Heterogeneous microstructural evolution during hydrodynamic penetration of a high-velocity copper microparticle impacting copper

Microparticle hydrodynamic penetration (HDP) may be associated with the erosion regime in cold spray processing and other high-velocity impact events. Here, in an experimental approach where we can individually launch particles and study the impact sites, we explore copper microparticles impacted on copper substrates at velocities above 900 m/s where HDP begins. We lift cross-sectional lamellae from the impact sites with a focused-ion beam for further microstructural characterization using electron backscatter diffraction and scanning transmission electron microscopy. Due to the gradients of strain, strain rate, and temperature associated with HDP, heterogeneous microstructures result.

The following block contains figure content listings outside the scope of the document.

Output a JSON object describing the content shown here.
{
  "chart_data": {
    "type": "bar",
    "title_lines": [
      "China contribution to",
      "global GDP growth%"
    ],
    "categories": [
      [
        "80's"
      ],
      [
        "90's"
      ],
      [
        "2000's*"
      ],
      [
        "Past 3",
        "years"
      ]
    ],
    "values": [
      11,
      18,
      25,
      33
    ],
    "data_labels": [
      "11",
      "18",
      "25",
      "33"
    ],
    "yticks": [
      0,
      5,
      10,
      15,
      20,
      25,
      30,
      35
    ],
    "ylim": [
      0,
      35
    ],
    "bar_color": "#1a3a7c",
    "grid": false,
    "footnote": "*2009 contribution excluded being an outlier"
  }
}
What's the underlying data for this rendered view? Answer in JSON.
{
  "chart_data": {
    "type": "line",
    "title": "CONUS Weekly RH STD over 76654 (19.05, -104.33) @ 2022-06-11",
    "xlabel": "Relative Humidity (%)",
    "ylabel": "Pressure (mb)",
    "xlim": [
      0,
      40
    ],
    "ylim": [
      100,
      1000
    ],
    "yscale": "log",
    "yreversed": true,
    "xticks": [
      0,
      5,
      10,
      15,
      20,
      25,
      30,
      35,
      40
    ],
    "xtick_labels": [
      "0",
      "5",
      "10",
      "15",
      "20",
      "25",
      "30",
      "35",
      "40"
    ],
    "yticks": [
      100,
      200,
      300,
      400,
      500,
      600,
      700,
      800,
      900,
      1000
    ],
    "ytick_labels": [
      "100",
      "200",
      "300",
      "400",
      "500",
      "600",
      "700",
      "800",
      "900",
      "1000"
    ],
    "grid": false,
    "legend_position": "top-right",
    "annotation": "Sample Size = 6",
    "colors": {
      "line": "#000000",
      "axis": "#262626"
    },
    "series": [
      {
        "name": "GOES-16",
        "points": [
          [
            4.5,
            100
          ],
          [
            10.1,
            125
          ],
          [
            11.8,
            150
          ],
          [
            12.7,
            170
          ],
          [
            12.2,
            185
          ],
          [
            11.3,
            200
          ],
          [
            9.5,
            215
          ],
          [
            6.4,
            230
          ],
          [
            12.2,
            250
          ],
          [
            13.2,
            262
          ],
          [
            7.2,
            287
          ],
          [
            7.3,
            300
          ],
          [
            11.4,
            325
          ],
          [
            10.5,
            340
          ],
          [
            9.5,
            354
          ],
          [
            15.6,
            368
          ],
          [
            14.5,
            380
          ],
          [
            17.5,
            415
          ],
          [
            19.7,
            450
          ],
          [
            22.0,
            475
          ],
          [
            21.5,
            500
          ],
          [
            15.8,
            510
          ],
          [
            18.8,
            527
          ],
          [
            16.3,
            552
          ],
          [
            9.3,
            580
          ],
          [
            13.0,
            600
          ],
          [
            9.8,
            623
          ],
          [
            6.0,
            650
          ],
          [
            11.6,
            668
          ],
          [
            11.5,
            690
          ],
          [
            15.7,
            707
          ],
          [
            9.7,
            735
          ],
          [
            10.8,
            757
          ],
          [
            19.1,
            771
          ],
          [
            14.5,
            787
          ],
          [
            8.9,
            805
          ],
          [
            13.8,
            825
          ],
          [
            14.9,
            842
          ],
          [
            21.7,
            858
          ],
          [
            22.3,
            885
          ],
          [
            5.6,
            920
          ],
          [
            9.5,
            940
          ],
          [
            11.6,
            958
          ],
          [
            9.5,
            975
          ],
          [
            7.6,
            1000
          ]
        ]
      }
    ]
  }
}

The structural evolution processes observed include deformation twinning and multiple dislocation-mediated grain recrystallization mechanisms—geometric dynamic recrystallization (gDRX), discontinuous DRX (dDRX), and meta DRX (mDRX). The higher strains at the interface lead to the most significant structural changes and complex mechanisms. In contrast, there is a gradient to more conventional dislocation plasticity away from the interface (on either the particle or substrate side). These microstructural observations are consistent with the deformation map for copper and extend the observations of impact-induced recrystallization across new regimes of behavior.